Ein juristisches Hindernis für den Durchbruch solcher Roboterautos ist schon beiseitegeräumt worden. Die Wiener Übereinkunft für den Strassenverkehr wurde vor Kurzem gelockert. Sie erlaubt nun, dass der Fahrer die Kontrolle über das Fahrzeug vorübergehend an einen technischen Helfer abgibt. Er muss jedoch in der Lage sein, die Kontrolle wieder zu übernehmen.
Die einzelnen Staaten müssen die neuen Regeln nun noch in Gesetze giessen. Auf der IAA wollen die Verkehrsminister der G7-Staaten dies beschleunigen.

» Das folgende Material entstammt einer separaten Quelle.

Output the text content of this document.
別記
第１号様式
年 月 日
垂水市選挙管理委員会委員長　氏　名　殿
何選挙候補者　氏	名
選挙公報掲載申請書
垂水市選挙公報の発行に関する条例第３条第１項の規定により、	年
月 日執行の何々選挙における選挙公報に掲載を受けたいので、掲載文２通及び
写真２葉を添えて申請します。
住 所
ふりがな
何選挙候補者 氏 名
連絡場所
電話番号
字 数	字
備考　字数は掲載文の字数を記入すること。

Auch danach müssen allerdings noch zahlreiche juristische Details geklärt werden, unter anderem der Datenschutz. Die Frage der Haftung ist ebenfalls noch ungeklärt.
Degenhart dringt darauf, dass schon bald Gesetze erlassen werden, die hochautomatisiertes Fahren auf bestimmten Autobahnabschnitten erlauben. Das könnte seiner Ansicht nach schon ab 2020 möglich sein. «Vollautomatisiertes Fahren erwarten wir ab 2025 zuerst in speziellen Fahrsituationen auf Autobahnen.» Vollautomatisiert bedeutet, dass sich der Fahrer komplett vom Steuer abwenden kann, während das Auto alleine durch den Verkehr steuert.

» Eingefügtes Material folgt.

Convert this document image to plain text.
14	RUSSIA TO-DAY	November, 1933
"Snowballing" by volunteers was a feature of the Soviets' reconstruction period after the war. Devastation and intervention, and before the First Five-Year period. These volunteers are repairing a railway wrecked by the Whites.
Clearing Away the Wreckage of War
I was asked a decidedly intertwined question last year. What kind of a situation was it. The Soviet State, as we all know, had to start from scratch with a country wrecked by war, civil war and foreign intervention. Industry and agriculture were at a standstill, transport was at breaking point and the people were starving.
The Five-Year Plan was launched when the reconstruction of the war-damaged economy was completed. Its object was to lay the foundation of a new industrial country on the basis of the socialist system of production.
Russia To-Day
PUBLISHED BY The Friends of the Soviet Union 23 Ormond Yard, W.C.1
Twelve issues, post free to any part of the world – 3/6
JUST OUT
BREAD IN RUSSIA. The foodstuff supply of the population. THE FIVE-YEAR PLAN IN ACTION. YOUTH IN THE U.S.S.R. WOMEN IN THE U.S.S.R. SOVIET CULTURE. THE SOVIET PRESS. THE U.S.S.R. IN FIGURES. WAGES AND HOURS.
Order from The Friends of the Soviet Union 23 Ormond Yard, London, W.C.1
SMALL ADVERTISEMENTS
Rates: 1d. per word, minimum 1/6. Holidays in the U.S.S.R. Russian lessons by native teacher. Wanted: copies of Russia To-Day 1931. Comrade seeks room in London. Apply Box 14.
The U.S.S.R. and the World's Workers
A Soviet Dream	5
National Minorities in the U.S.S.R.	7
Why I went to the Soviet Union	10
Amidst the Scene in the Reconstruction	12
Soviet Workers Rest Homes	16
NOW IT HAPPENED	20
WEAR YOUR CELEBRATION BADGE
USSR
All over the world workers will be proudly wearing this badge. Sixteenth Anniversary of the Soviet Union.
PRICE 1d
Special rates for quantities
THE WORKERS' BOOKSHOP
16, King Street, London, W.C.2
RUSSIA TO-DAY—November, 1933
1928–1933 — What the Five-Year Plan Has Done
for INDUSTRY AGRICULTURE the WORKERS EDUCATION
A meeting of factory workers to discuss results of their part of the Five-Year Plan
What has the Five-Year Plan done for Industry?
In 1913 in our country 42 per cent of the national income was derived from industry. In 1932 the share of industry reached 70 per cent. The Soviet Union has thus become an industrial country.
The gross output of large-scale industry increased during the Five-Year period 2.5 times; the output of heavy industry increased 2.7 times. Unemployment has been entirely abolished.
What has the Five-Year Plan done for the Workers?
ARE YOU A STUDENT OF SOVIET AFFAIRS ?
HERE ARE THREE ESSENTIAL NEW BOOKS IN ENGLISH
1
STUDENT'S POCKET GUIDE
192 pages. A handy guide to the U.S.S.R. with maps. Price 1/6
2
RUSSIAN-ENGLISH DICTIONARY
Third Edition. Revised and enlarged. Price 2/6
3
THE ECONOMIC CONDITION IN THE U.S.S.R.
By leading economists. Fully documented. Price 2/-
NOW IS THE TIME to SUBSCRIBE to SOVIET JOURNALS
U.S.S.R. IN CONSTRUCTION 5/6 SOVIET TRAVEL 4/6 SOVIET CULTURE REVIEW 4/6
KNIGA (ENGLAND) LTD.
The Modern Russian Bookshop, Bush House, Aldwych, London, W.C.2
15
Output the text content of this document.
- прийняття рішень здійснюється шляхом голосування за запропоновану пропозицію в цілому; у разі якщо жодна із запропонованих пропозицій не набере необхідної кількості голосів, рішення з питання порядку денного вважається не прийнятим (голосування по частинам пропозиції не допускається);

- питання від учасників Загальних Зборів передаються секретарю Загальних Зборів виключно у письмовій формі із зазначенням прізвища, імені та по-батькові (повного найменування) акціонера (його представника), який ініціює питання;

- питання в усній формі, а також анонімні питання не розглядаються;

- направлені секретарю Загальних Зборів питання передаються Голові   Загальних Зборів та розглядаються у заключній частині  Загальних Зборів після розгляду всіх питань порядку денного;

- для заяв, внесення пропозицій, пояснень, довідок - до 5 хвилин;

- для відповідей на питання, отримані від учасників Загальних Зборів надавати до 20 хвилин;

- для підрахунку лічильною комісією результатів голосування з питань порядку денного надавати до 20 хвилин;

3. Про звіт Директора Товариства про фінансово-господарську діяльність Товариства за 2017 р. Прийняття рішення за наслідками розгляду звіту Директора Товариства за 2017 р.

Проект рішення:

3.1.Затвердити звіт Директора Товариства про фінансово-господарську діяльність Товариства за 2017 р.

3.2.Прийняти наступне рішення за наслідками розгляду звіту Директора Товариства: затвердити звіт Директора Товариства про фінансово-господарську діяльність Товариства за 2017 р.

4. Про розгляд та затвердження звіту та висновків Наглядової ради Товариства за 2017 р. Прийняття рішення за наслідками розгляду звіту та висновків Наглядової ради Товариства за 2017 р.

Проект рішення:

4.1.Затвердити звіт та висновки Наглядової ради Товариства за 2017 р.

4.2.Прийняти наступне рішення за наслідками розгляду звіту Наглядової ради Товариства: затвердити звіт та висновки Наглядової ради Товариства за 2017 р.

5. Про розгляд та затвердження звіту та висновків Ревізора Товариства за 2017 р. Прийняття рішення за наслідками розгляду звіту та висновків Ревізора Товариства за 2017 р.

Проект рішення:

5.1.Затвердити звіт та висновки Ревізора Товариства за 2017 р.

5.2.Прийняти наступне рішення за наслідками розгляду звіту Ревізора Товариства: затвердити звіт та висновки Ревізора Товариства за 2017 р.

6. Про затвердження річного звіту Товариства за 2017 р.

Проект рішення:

Auch Daimler dringt darauf, dass der Weg für selbstfahrenden Autos möglichst bald freigemacht wird. Der Stuttgarter Autokonzern, der die neue Technik schon erprobt hat, erwägt eine ganze Flotte von Roboterautos auf die Strasse zu schicken. «Das ist ein konkretes Entwicklungsziel», sagte Konzernchef Dieter Zetsche am Rande der IAA. Daimler bietet mit car2go bereits Carsharing an und könnte dieses Angebot mithilfe von Roboterautos erweitern.

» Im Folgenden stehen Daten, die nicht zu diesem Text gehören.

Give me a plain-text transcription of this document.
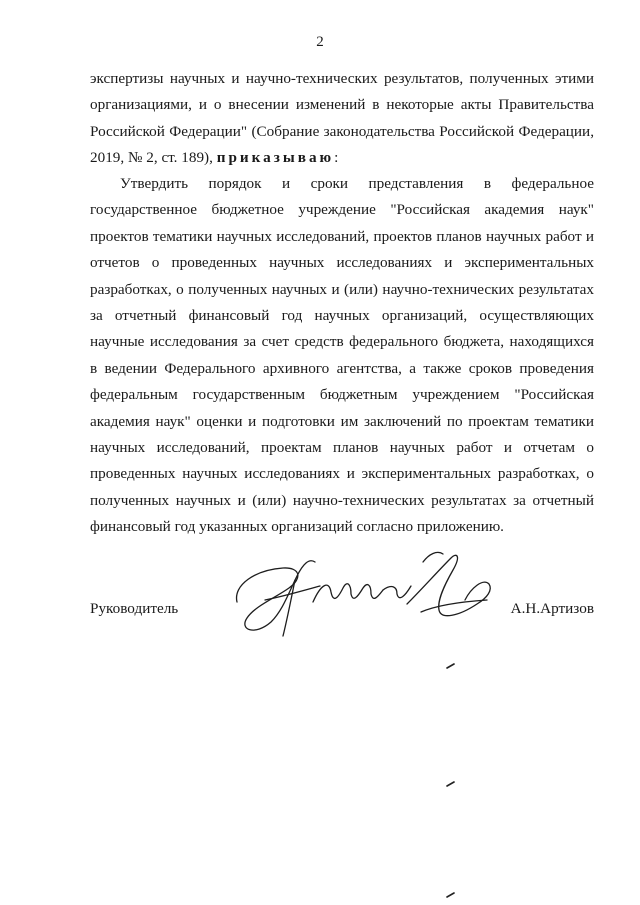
2
экспертизы научных и научно-технических результатов, полученных этими
организациями, и о внесении изменений в некоторые акты Правительства
Российской Федерации" (Собрание законодательства Российской Федерации,
2019, № 2, ст. 189), приказываю:
Утвердить порядок и сроки представления в федеральное
государственное бюджетное учреждение "Российская академия наук"
проектов тематики научных исследований, проектов планов научных работ и
отчетов о проведенных научных исследованиях и экспериментальных
разработках, о полученных научных и (или) научно-технических результатах
за отчетный финансовый год научных организаций, осуществляющих
научные исследования за счет средств федерального бюджета, находящихся
в ведении Федерального архивного агентства, а также сроков проведения
федеральным государственным бюджетным учреждением "Российская
академия наук" оценки и подготовки им заключений по проектам тематики
научных исследований, проектам планов научных работ и отчетам о
проведенных научных исследованиях и экспериментальных разработках, о
полученных научных и (или) научно-технических результатах за отчетный
финансовый год указанных организаций согласно приложению.
Руководитель	А.Н.Артизов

Denkbar wäre etwa, dass die Stuttgarter mit einer Flotte von selbstfahrenden Kleinwagen dem Taxi-Appanbieter Uber Paroli bieten. Während der finanzkräftige Taxikonkurrenz aus den USA bislang Fahrer einsetzt, könnten Daimlers Stadtflitzer die Kunden automatisch von zuhause abholen und an ihre gewünschten Ziele bringen. Auch Uber soll an einem selbstfahrenden Auto arbeiten. Der Wettlauf um die Zukunft der Automobilindustrie ist damit eröffnet.